North American newsprint demand further weakened in April, totaling 853,000 tons, a drop of 9.8% year-over-year. This was due to a sharp decline of 10.6% in U.S. demand. The 762,000 tons of U.S. newsprint demand in April brought the year-to-date total to 3.129 million tons, down 4.8% from a year ago.

Total North American newsprint demand for January-April 2005 reached 3.472 million tons, down 7.7% from a year ago. Total Canadian newsprint demand was down year-over-year by 2.1% in April, to 92,000 tons. This brought the year-to-date total Canadian newsprint demand to 344,000 tons, a decline of 2.2% from a year ago.

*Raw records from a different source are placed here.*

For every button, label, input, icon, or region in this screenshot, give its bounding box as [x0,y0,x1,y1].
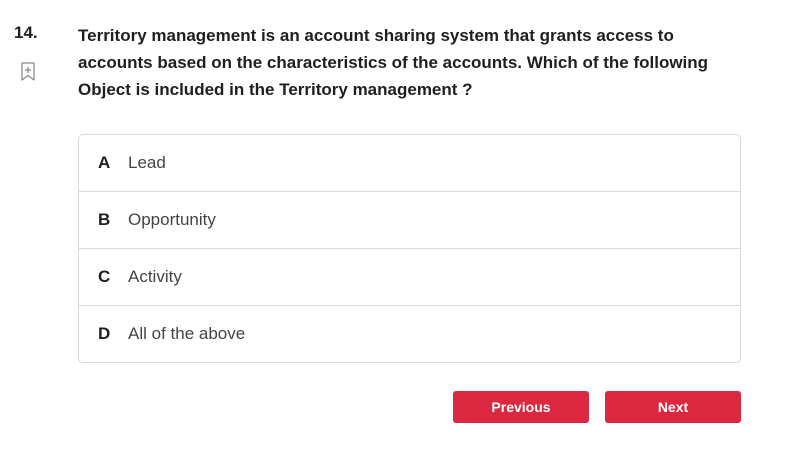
next-button[interactable]: Next [605,391,741,423]
option-letter: D [98,324,111,343]
question-number: 14. [14,23,38,42]
option-letter: C [98,267,111,286]
previous-button[interactable]: Previous [453,391,589,423]
option-text: All of the above [128,324,246,343]
option-letter: B [98,210,111,229]
option-text: Opportunity [128,210,216,229]
quiz-page: 14. Territory management is an account s… [0,0,785,474]
question-text: Territory management is an account shari… [78,26,709,99]
option-text: Lead [128,153,166,172]
option-d[interactable]: D All of the above [79,306,740,362]
answer-options: A Lead B Opportunity C Activity D All of… [78,134,741,363]
option-letter: A [98,153,111,172]
option-a[interactable]: A Lead [79,135,740,192]
option-text: Activity [128,267,182,286]
bookmark-add-icon[interactable] [20,62,36,82]
option-c[interactable]: C Activity [79,249,740,306]
option-b[interactable]: B Opportunity [79,192,740,249]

Decreased newsprint demand led to a drop in domestic shipments. While total North American newsprint shipments in April were down year-over-year by 3.8%, deliveries to domestic markets slipped by a steeper 9.3%. April shipments to the United States were down 10.1%, but, to Canada, off by only 2.1%.

Export markets improve

However, overseas demand for North American newsprint improved in April. Exports surged ahead by 23.0%, to 232,000 tons for the month. This brought the year-to-date figure to 868,000 tons, up 6.6% from a year ago. All major export markets reported growth, with the exception of Japan, which dropped 19.5% in April compared to a year ago.

The PPPC said that most of the growth in exports was due to increased sales to non-Japan Asia, which showed a year-over-year jump in April of 48.8%, bringing the year-to-date figure 38.4% ahead of a year ago. Increased exports for April versus a year ago were also significant in Latin America (+34.9%) and Western Europe (+13.6%).

North American newsprint mills operated at 95% of capacity in April, down 1% from a year ago, but year-to-date operating rates were the same for both 2005 and 2004. The U.S. operating rate of 95% in April was the same as a year ago, but the year-to-date rate of 96% was 1% higher than a year ago. Canadian operating rates dipped year-over-year by 2% in April to 95%, and year-to-date was off by 1% to 96%.

Newsprint production in North America totaled 1.076 million tons in April, down 4.4% from a year ago. This brought the total for the first four months to 4.286 million tons, a drop of 5.3% from the same period in 2004. U.S. production was down year-over-year by 4.0% for both April and year-to-date, while Canadian production fell 4.6% in April and 6.1% year-to-date.

Inventories low for sellers, high for buyers

By the end of April, due to a 10,000-ton increase in inventories destined for overseas markets, North American mill stocks increased by 8,000 tons to 342,000 tons, which is 8% below the five-year average, according to the PPPC. During the month, Canadian mill inventories decreased by 5,000 tons, but U.S. mill stocks grew by 13,000 tons.

Inventories held by U.S. dailies, meanwhile, came down by 33,000 tons in April, to end the month at a level equivalent to 43 days of supply, which is three days above the five-year average, according to the PPPC. For All U.S. Users, inventories plummeted by 73,000 tons during April, ending the month at a level equivalent to 40 days of supply. At the end of April, both All U.S. Users and U.S. Dailies had inventories that were the equivalent of two days of supply lower than a year earlier.